In the Tsarnaev and Nassar cases, prosecutors eventually filed court documents seeking a judge’s order to force the agency to hand over funds to cover larger payments. Before doing so, Nassar had spent more than $10,000 from his prison account on other purchases, according to a court filing, while paying victims about $100 a year. He had been ordered to pay tens of thousands of dollars in restitution.
By the time prosecutors asked a judge to seize Tsarnaev’s prison funds in January, he had received $21,000 in deposits, including $1,400 in covid relief funds from the federal government. He had spent all but about $4,000 of the money on purchases from the trust fund.
In another past case, a Tennessee bank robber wrote to a federal judge saying that Bureau of Prisons officials were preventing him from paying what he owed his victims. He asked the judge to intercede and force the agency to give them his money.

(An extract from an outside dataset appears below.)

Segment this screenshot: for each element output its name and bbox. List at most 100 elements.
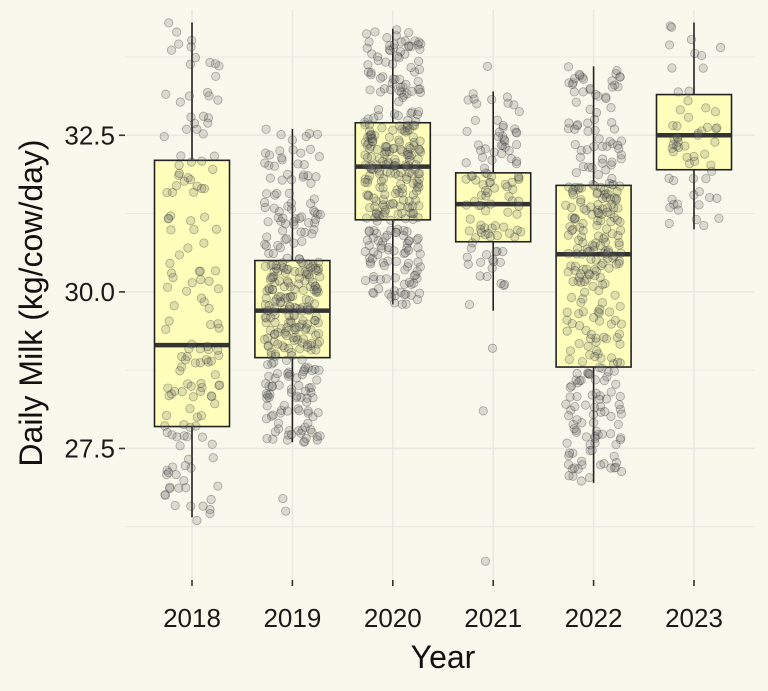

Federal inmate accounts are not subject to the same criminal and regulatory scrutiny as bank accounts of non-incarcerated individuals. Although the Bureau of Prisons maintains accounts for inmates and issues checks and money transfers from these accounts on their behalf, the agency does not consider itself a financial institution. It also does not handle banking transactions through a Treasury Department screening program meant to flag unpaid debts, officials said.
The agency said it cannot compel inmates to comply with state court orders regarding payments such as child support or alimony, but does encourage them to do so through through regular payment plans.